Air traffic control strikes over the principle of the Single European Sky are pointless, as well as being unfair on air travellers

The co-ordinated multinational air traffic controllers' strike in Europe last week is the first warning of workforce disquiet about the agreed policy for the continent's future air traffic management (ATM) system. The policy, known as the Single European Sky (SES), has been accepted, in principle at least, by the 15 member states of the European Union and most of the 31 member nations of Eurocontrol.

There are many reasons why the SES has to be an objective, but the best way to make it crystal clear is to consider what would happen if the European continent were to be given a clean sheet of paper (and no political interference) and asked to design the best and most efficient ATM system. Would the new air traffic services map and operating system be what we have today? The answer is an unequivocol no. Today's system is a patchwork of nation-shaped sectors working with different operating systems to different standards. The best that can be said is that, since a crisis caused by rapid traffic growth and gross ATM inefficiency paralysed Europe's skies in the late 1980s, Eurocontrol has succeeded in achieving a degree of harmonisation between them over the last 15 years.

Despite the traffic dip caused by the economic downturn and the 11 September terrorist attacks, and the addition of 20% capacity by implementing reduced vertical separation minima, another capacity crisis is only a matter of time - probably three years, at most five.

Europe can deal with this, either by trying to make marginal improvements in this patchwork of systems, or by designing the skies to work as a single system with fewer - but larger - air traffic control centres. Theoretically one mega-centre could do it all, but this is not acceptable because a central failure – or terrorist attack - could destroy Europe's entire ATM system. There have to be complete, independent back-ups. The USA, with the same geographical area as Eastern and Western Europe together, manages its skies with five large air route traffic control centres compared with Europe's 40-odd centres of various sizes. It is arguable whether, given a clean sheet, the US Federal Aviation Administration would plan as many as five today. The US centres have the advantage that the sectors they control are designed to be efficient simply from the ATM point of view. Their sector limits are not decided, as Europe's often are, by a wandering river or mountain range that marks a national border.

This reduction in the number of centres concerns controllers and it is easy to sympathise with them. They envisage massive manning cuts and the offer of either relocation or redundancy if their centre is one of those that closes. In fact, one of their fears is misplaced. Rationalisation into fewer, larger centres would not, alone, lead to workforce reductions - or if it did there would be few redundancies. The factor that will, in the long-term, undoubtedly lead to a smaller controller (and engineer) workforce is the introduction of new technology. This will occur whether or not the number of centres is reduced. But for another 10 years at least, ATC will remain highly reliant on traditional controller skills.

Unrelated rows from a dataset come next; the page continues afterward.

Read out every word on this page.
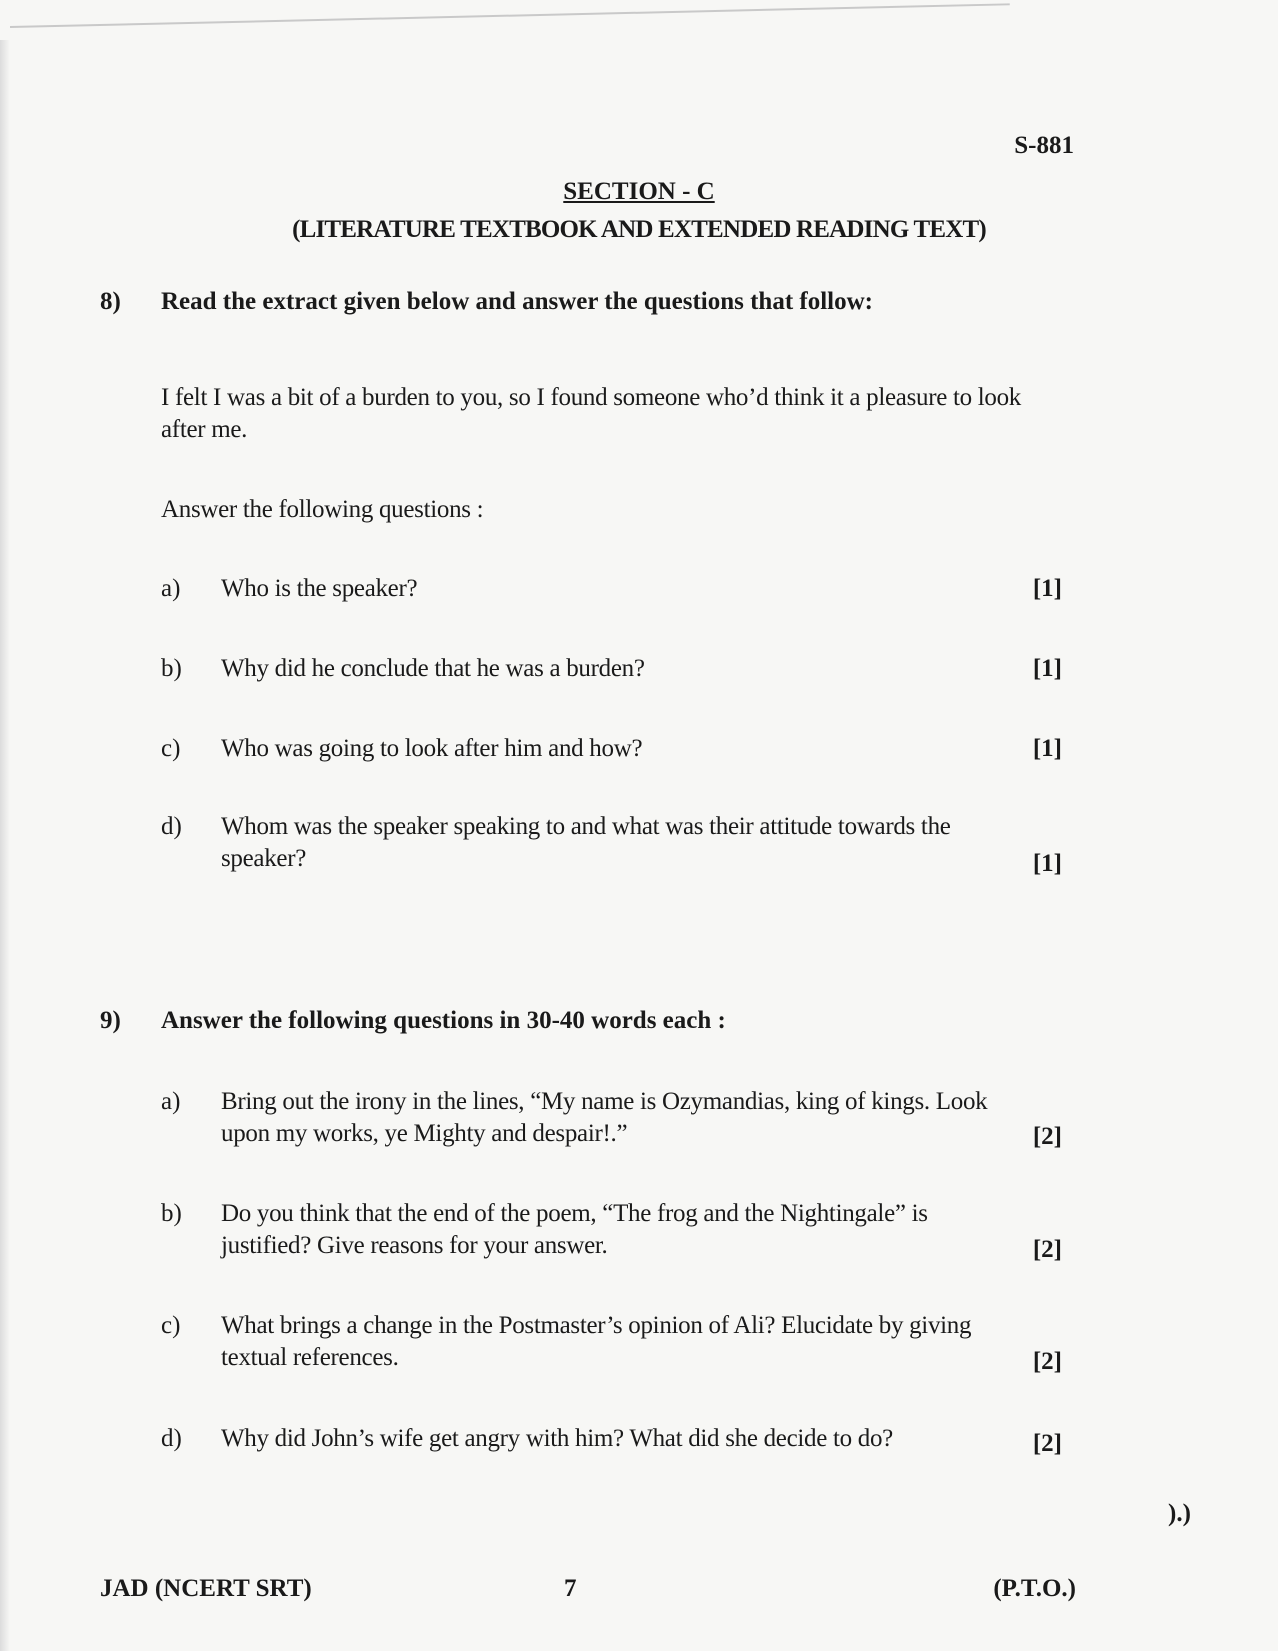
S-881
SECTION - C
(LITERATURE TEXTBOOK AND EXTENDED READING TEXT)
8) Read the extract given below and answer the questions that follow:
I felt I was a bit of a burden to you, so I found someone who’d think it a pleasure to look after me.
Answer the following questions :
a) Who is the speaker?	[1]
b) Why did he conclude that he was a burden?	[1]
c) Who was going to look after him and how?	[1]
d) Whom was the speaker speaking to and what was their attitude towards the speaker?	[1]
9) Answer the following questions in 30-40 words each :
a) Bring out the irony in the lines, “My name is Ozymandias, king of kings. Look upon my works, ye Mighty and despair!.”	[2]
b) Do you think that the end of the poem, “The frog and the Nightingale” is justified? Give reasons for your answer.	[2]
c) What brings a change in the Postmaster’s opinion of Ali? Elucidate by giving textual references.	[2]
d) Why did John’s wife get angry with him? What did she decide to do?	[2]
).)
JAD (NCERT SRT)	7	(P.T.O.)
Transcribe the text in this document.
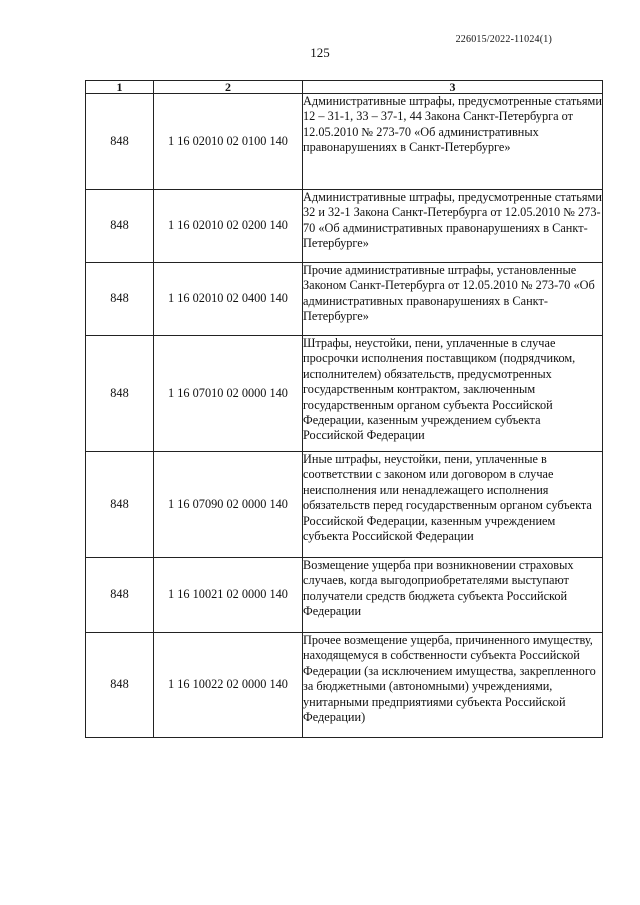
226015/2022-11024(1)
125
1	2	3
848	1 16 02010 02 0100 140	Административные штрафы, предусмотренные статьями 12 – 31-1, 33 – 37-1, 44 Закона Санкт-Петербурга от 12.05.2010 № 273-70 «Об административных правонарушениях в Санкт-Петербурге»
848	1 16 02010 02 0200 140	Административные штрафы, предусмотренные статьями 32 и 32-1 Закона Санкт-Петербурга от 12.05.2010 № 273-70 «Об административных правонарушениях в Санкт-Петербурге»
848	1 16 02010 02 0400 140	Прочие административные штрафы, установленные Законом Санкт-Петербурга от 12.05.2010 № 273-70 «Об административных правонарушениях в Санкт-Петербурге»
848	1 16 07010 02 0000 140	Штрафы, неустойки, пени, уплаченные в случае просрочки исполнения поставщиком (подрядчиком, исполнителем) обязательств, предусмотренных государственным контрактом, заключенным государственным органом субъекта Российской Федерации, казенным учреждением субъекта Российской Федерации
848	1 16 07090 02 0000 140	Иные штрафы, неустойки, пени, уплаченные в соответствии с законом или договором в случае неисполнения или ненадлежащего исполнения обязательств перед государственным органом субъекта Российской Федерации, казенным учреждением субъекта Российской Федерации
848	1 16 10021 02 0000 140	Возмещение ущерба при возникновении страховых случаев, когда выгодоприобретателями выступают получатели средств бюджета субъекта Российской Федерации
848	1 16 10022 02 0000 140	Прочее возмещение ущерба, причиненного имуществу, находящемуся в собственности субъекта Российской Федерации (за исключением имущества, закрепленного за бюджетными (автономными) учреждениями, унитарными предприятиями субъекта Российской Федерации)
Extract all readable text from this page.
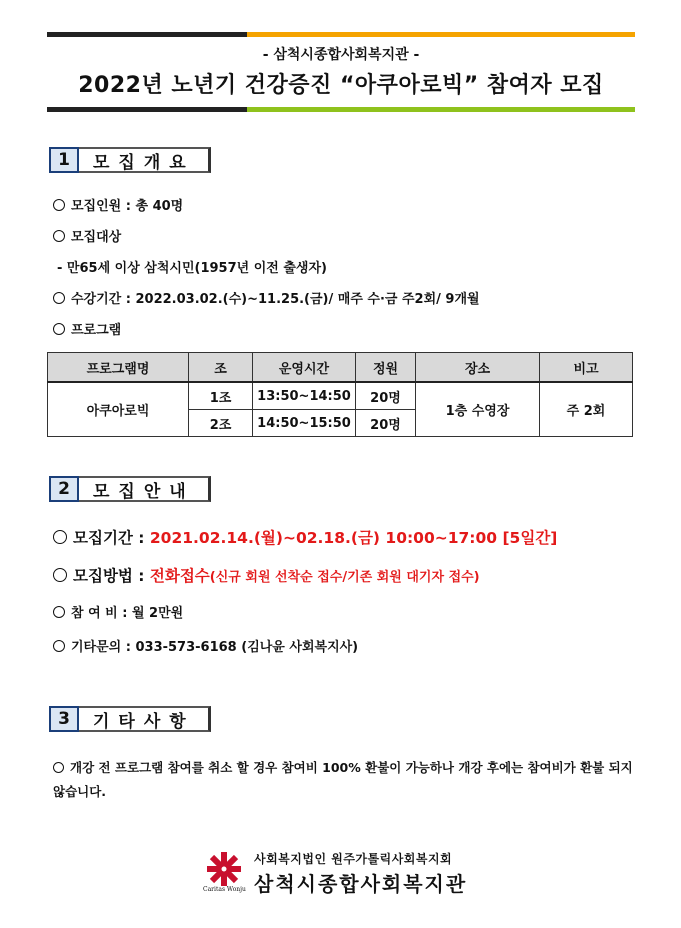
- 삼척시종합사회복지관 -
2022년 노년기 건강증진 “아쿠아로빅” 참여자 모집
1	모집개요
모집인원 : 총 40명
모집대상
- 만65세 이상 삼척시민(1957년 이전 출생자)
수강기간 : 2022.03.02.(수)~11.25.(금)/ 매주 수·금 주2회/ 9개월
프로그램
프로그램명	조	운영시간	정원	장소	비고
아쿠아로빅	1조	13:50~14:50	20명	1층 수영장	주 2회
	2조	14:50~15:50	20명		
2	모집안내
모집기간 : 2021.02.14.(월)~02.18.(금) 10:00~17:00 [5일간]
모집방법 : 전화접수(신규 회원 선착순 접수/기존 회원 대기자 접수)
참 여 비 : 월 2만원
기타문의 : 033-573-6168 (김나윤 사회복지사)
3	기타사항
개강 전 프로그램 참여를 취소 할 경우 참여비 100% 환불이 가능하나 개강 후에는 참여비가 환불 되지 않습니다.
Caritas Wonju
사회복지법인 원주가톨릭사회복지회
삼척시종합사회복지관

The controller strike, however, is a reminder that there are many nettles still to be grasped and there are going to be as many politicians who will shrink from this as there are control centres. If the number of centres is reduced - as it must be - to fewer than the number of European nations, that means that air traffic control will no longer be a national task. It may remain, according to International Civil Aviation Organisation guidelines, the responsibility of each state to see that safe ATC is provided in its sovereign skies, but the state itself does not have to be the air traffic services provider. If a particular state is not its own provider, it follows that services will either be provided by a centre in another state, or by a privatised provider. These are concepts that send chills down the spines of many ATC employees and will also shock local politicians who have not given much thought yet to what the results would be if a control centre in their own constituencies were to close down.

For the controllers' unions to hold Europe's air transport system to ransom, at this stage, however, is unacceptable. The only thing that has been decided about the SES so far is the principle of a single sky - thrashing out the detail has not even been started. There is political and industrial pain to come, but at least until the detail of the SES is proposed it is meaningless and irresponsible to take blanket industrial action.